The Be Well Podcast - Pediatric Dermatology
Listen in or read the partial transcript below
as Michael Barton, MD,
Dermatology provider at Skagit Regional Health discusses pediatric dermatology, when to take your child for treatment, what to expect during the visit and more.
Maggie McKay (Host): Going to the dermatologist for the first time, there are a lot of questions to ask. But what if your child needs to see a dermatologist? My guest is Dr. Michael Barton, pediatric dermatologist at Skagit Regional Health.
And today, we'll learn about pediatric dermatology, when to take your child for treatment, what to expect during the visit and more.

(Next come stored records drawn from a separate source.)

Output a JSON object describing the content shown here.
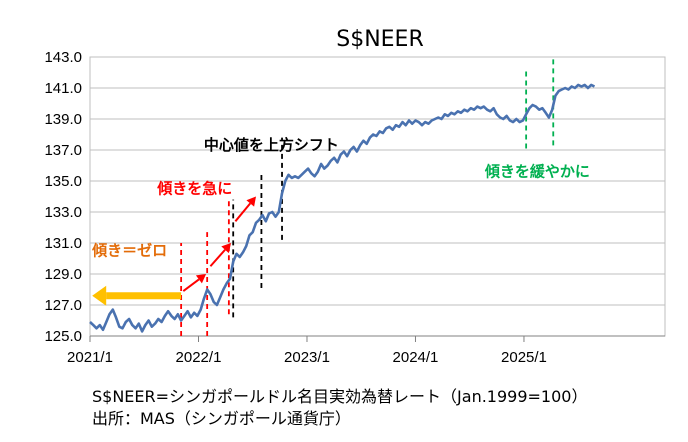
{
  "chart_data": {
    "type": "line",
    "title": "S$NEER",
    "xlabel": "",
    "ylabel": "",
    "ylim": [
      125.0,
      143.0
    ],
    "y_ticks": [
      "125.0",
      "127.0",
      "129.0",
      "131.0",
      "133.0",
      "135.0",
      "137.0",
      "139.0",
      "141.0",
      "143.0"
    ],
    "xlim": [
      2021.0,
      2026.3
    ],
    "x_ticks": [
      {
        "value": 2021.0,
        "label": "2021/1"
      },
      {
        "value": 2022.0,
        "label": "2022/1"
      },
      {
        "value": 2023.0,
        "label": "2023/1"
      },
      {
        "value": 2024.0,
        "label": "2024/1"
      },
      {
        "value": 2025.0,
        "label": "2025/1"
      }
    ],
    "grid": "horizontal",
    "series": [
      {
        "name": "S$NEER",
        "color": "#4a72b0",
        "points": [
          [
            2021.0,
            125.9
          ],
          [
            2021.03,
            125.7
          ],
          [
            2021.06,
            125.5
          ],
          [
            2021.09,
            125.7
          ],
          [
            2021.12,
            125.4
          ],
          [
            2021.15,
            125.9
          ],
          [
            2021.18,
            126.4
          ],
          [
            2021.21,
            126.7
          ],
          [
            2021.24,
            126.2
          ],
          [
            2021.27,
            125.6
          ],
          [
            2021.3,
            125.5
          ],
          [
            2021.33,
            125.9
          ],
          [
            2021.36,
            126.1
          ],
          [
            2021.39,
            125.7
          ],
          [
            2021.42,
            125.5
          ],
          [
            2021.45,
            125.8
          ],
          [
            2021.48,
            125.3
          ],
          [
            2021.51,
            125.7
          ],
          [
            2021.54,
            126.0
          ],
          [
            2021.57,
            125.6
          ],
          [
            2021.6,
            125.8
          ],
          [
            2021.63,
            126.1
          ],
          [
            2021.66,
            125.9
          ],
          [
            2021.69,
            126.3
          ],
          [
            2021.72,
            126.6
          ],
          [
            2021.75,
            126.3
          ],
          [
            2021.78,
            126.1
          ],
          [
            2021.81,
            126.4
          ],
          [
            2021.84,
            126.0
          ],
          [
            2021.87,
            126.3
          ],
          [
            2021.9,
            126.6
          ],
          [
            2021.93,
            126.2
          ],
          [
            2021.96,
            126.5
          ],
          [
            2021.99,
            126.3
          ],
          [
            2022.02,
            126.7
          ],
          [
            2022.05,
            127.4
          ],
          [
            2022.08,
            128.0
          ],
          [
            2022.11,
            127.7
          ],
          [
            2022.14,
            127.2
          ],
          [
            2022.17,
            127.0
          ],
          [
            2022.2,
            127.5
          ],
          [
            2022.23,
            128.0
          ],
          [
            2022.26,
            128.4
          ],
          [
            2022.29,
            128.7
          ],
          [
            2022.32,
            129.8
          ],
          [
            2022.35,
            130.3
          ],
          [
            2022.38,
            130.1
          ],
          [
            2022.41,
            130.4
          ],
          [
            2022.44,
            130.8
          ],
          [
            2022.47,
            131.5
          ],
          [
            2022.5,
            131.7
          ],
          [
            2022.53,
            132.3
          ],
          [
            2022.56,
            132.5
          ],
          [
            2022.59,
            132.8
          ],
          [
            2022.62,
            132.4
          ],
          [
            2022.65,
            132.9
          ],
          [
            2022.68,
            133.0
          ],
          [
            2022.71,
            132.7
          ],
          [
            2022.74,
            133.0
          ],
          [
            2022.77,
            134.2
          ],
          [
            2022.8,
            135.0
          ],
          [
            2022.83,
            135.4
          ],
          [
            2022.86,
            135.2
          ],
          [
            2022.89,
            135.3
          ],
          [
            2022.92,
            135.2
          ],
          [
            2022.95,
            135.4
          ],
          [
            2022.98,
            135.6
          ],
          [
            2023.01,
            135.8
          ],
          [
            2023.04,
            135.5
          ],
          [
            2023.07,
            135.3
          ],
          [
            2023.1,
            135.6
          ],
          [
            2023.13,
            136.1
          ],
          [
            2023.16,
            135.8
          ],
          [
            2023.19,
            136.0
          ],
          [
            2023.22,
            136.3
          ],
          [
            2023.25,
            136.5
          ],
          [
            2023.28,
            136.2
          ],
          [
            2023.31,
            136.7
          ],
          [
            2023.34,
            136.9
          ],
          [
            2023.37,
            136.6
          ],
          [
            2023.4,
            137.0
          ],
          [
            2023.43,
            137.2
          ],
          [
            2023.46,
            136.9
          ],
          [
            2023.49,
            137.3
          ],
          [
            2023.52,
            137.6
          ],
          [
            2023.55,
            137.4
          ],
          [
            2023.58,
            137.8
          ],
          [
            2023.61,
            138.0
          ],
          [
            2023.64,
            137.9
          ],
          [
            2023.67,
            138.2
          ],
          [
            2023.7,
            138.1
          ],
          [
            2023.73,
            138.4
          ],
          [
            2023.76,
            138.5
          ],
          [
            2023.79,
            138.3
          ],
          [
            2023.82,
            138.6
          ],
          [
            2023.85,
            138.5
          ],
          [
            2023.88,
            138.8
          ],
          [
            2023.91,
            138.6
          ],
          [
            2023.94,
            138.9
          ],
          [
            2023.97,
            138.7
          ],
          [
            2024.0,
            138.9
          ],
          [
            2024.03,
            138.8
          ],
          [
            2024.06,
            138.6
          ],
          [
            2024.09,
            138.8
          ],
          [
            2024.12,
            138.7
          ],
          [
            2024.15,
            138.9
          ],
          [
            2024.18,
            139.0
          ],
          [
            2024.21,
            139.1
          ],
          [
            2024.24,
            139.0
          ],
          [
            2024.27,
            139.3
          ],
          [
            2024.3,
            139.2
          ],
          [
            2024.33,
            139.4
          ],
          [
            2024.36,
            139.3
          ],
          [
            2024.39,
            139.5
          ],
          [
            2024.42,
            139.4
          ],
          [
            2024.45,
            139.6
          ],
          [
            2024.48,
            139.5
          ],
          [
            2024.51,
            139.7
          ],
          [
            2024.54,
            139.6
          ],
          [
            2024.57,
            139.8
          ],
          [
            2024.6,
            139.7
          ],
          [
            2024.63,
            139.8
          ],
          [
            2024.66,
            139.6
          ],
          [
            2024.69,
            139.5
          ],
          [
            2024.72,
            139.7
          ],
          [
            2024.75,
            139.3
          ],
          [
            2024.78,
            139.1
          ],
          [
            2024.81,
            139.0
          ],
          [
            2024.84,
            139.2
          ],
          [
            2024.87,
            138.9
          ],
          [
            2024.9,
            138.8
          ],
          [
            2024.93,
            139.0
          ],
          [
            2024.96,
            138.8
          ],
          [
            2024.99,
            138.9
          ],
          [
            2025.02,
            139.3
          ],
          [
            2025.05,
            139.7
          ],
          [
            2025.08,
            139.9
          ],
          [
            2025.11,
            139.8
          ],
          [
            2025.14,
            139.6
          ],
          [
            2025.17,
            139.7
          ],
          [
            2025.2,
            139.4
          ],
          [
            2025.23,
            139.1
          ],
          [
            2025.26,
            139.6
          ],
          [
            2025.29,
            140.5
          ],
          [
            2025.32,
            140.8
          ],
          [
            2025.35,
            140.9
          ],
          [
            2025.38,
            141.0
          ],
          [
            2025.41,
            140.9
          ],
          [
            2025.44,
            141.1
          ],
          [
            2025.47,
            141.0
          ],
          [
            2025.5,
            141.2
          ],
          [
            2025.53,
            141.1
          ],
          [
            2025.56,
            141.2
          ],
          [
            2025.59,
            141.0
          ],
          [
            2025.62,
            141.2
          ],
          [
            2025.65,
            141.1
          ]
        ]
      }
    ],
    "annotations": [
      {
        "text": "傾き＝ゼロ",
        "color": "#e36c09",
        "x": 2021.02,
        "y": 130.2
      },
      {
        "text": "傾きを急に",
        "color": "#ff0000",
        "x": 2021.62,
        "y": 134.2
      },
      {
        "text": "中心値を上方シフト",
        "color": "#000000",
        "x": 2022.05,
        "y": 137.0
      },
      {
        "text": "傾きを緩やかに",
        "color": "#00b050",
        "x": 2024.64,
        "y": 135.3
      }
    ],
    "arrows": [
      {
        "color": "#ffc000",
        "from": [
          2021.84,
          127.6
        ],
        "to": [
          2021.02,
          127.6
        ]
      },
      {
        "color": "#ff0000",
        "from": [
          2021.86,
          127.9
        ],
        "to": [
          2022.07,
          129.0
        ]
      },
      {
        "color": "#ff0000",
        "from": [
          2022.11,
          129.5
        ],
        "to": [
          2022.3,
          131.0
        ]
      },
      {
        "color": "#ff0000",
        "from": [
          2022.34,
          132.4
        ],
        "to": [
          2022.53,
          134.0
        ]
      }
    ],
    "markers": [
      {
        "color": "#ff0000",
        "x": 2021.84,
        "y_from": 125.0,
        "y_to": 131.0
      },
      {
        "color": "#ff0000",
        "x": 2022.08,
        "y_from": 125.0,
        "y_to": 131.7
      },
      {
        "color": "#ff0000",
        "x": 2022.28,
        "y_from": 126.4,
        "y_to": 133.7
      },
      {
        "color": "#000000",
        "x": 2022.32,
        "y_from": 126.2,
        "y_to": 133.8
      },
      {
        "color": "#000000",
        "x": 2022.58,
        "y_from": 128.1,
        "y_to": 135.4
      },
      {
        "color": "#000000",
        "x": 2022.77,
        "y_from": 131.2,
        "y_to": 137.8
      },
      {
        "color": "#00b050",
        "x": 2025.02,
        "y_from": 137.1,
        "y_to": 142.3
      },
      {
        "color": "#00b050",
        "x": 2025.27,
        "y_from": 137.3,
        "y_to": 143.0
      }
    ]
  },
  "notes": {
    "line1": "S$NEER=シンガポールドル名目実効為替レート（Jan.1999=100）",
    "line2": "出所：MAS（シンガポール通貨庁）"
  }
}
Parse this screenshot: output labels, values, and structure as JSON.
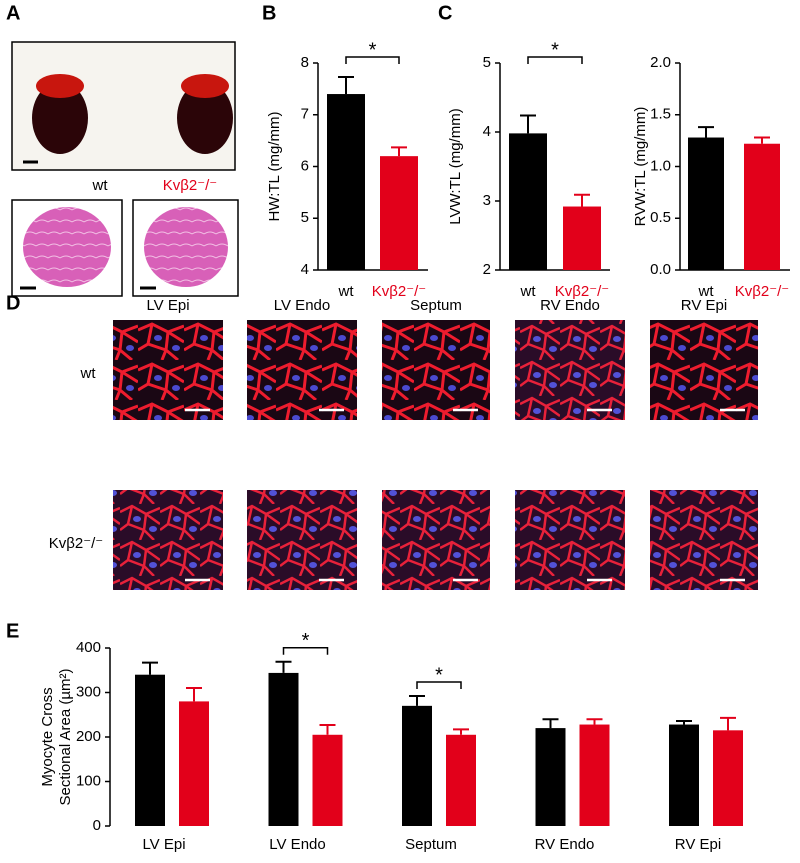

This is Be Well, the podcast from Skagit Regional Health. I'm Maggie McKay. Many adults have visited a
dermatologist, but what if your child needs to see one? What are they most commonly treated for? And are there things to know to prevent acne, for example? Dr. Barton, thank you so much for being here. Let's get right to it. What age of patients do
you see in your practice?
Dr. Michael Barton: Yeah, most board-certified pediatric dermatologists have completed four years of foundational training in seeing both adults and kids and then tack on an extra year of fellowship just seeing kids. So in academic institutions, generally a pediatric dermatologist will only see, you know, newborns up until 18 years of life before they transition to more of an adult dermatologist. In community settings like Skagit Regional Health, there tends to be a lot of overlap. And so, I'll see kids all the way into adults. First day of life to the last day of life, if necessary.
Maggie McKay (Host): What conditions do pediatric dermatologists most frequently treat?
Dr. Michael Barton: I'd say some of the more common inflammatory conditions that I see would be things like atopic dermatitis or eczema, which can affect upwards of 20% of kids. Acne is obviously very common in teenagers and sometimes before and after. And then, less common things like psoriasis or alopecia areata. Certainly, a lot of infections, viral-triggered things like warts or molluscum. Tinea capitis, which is a fungal infection on the scalp, tends to be more common in children and than a wide array of different bacterial infections. And then the final thing, we tend to see a lot of our either birthmarks or sometimes just mole checks to make sure things are looking healthy, which fortunately, barring an underlying genetic predisposition, skin cancer in kids tends to be much, much less common.
Maggie McKay (Host): That's a good thing. When should a child visit a dermatologist?
Dr. Michael Barton: I'd say most of the kids I end up seeing, or we end up seeing are under two categories. One is when, you know, skin findings just aren't quite adding up. They're not clear. Is it psoriasis? Is it eczema? Are there overlapping features? So when there's diagnostic uncertainty and there just needs to be a little bit of specialist input to kind of try to tease those things out, we can be helpful in that regard.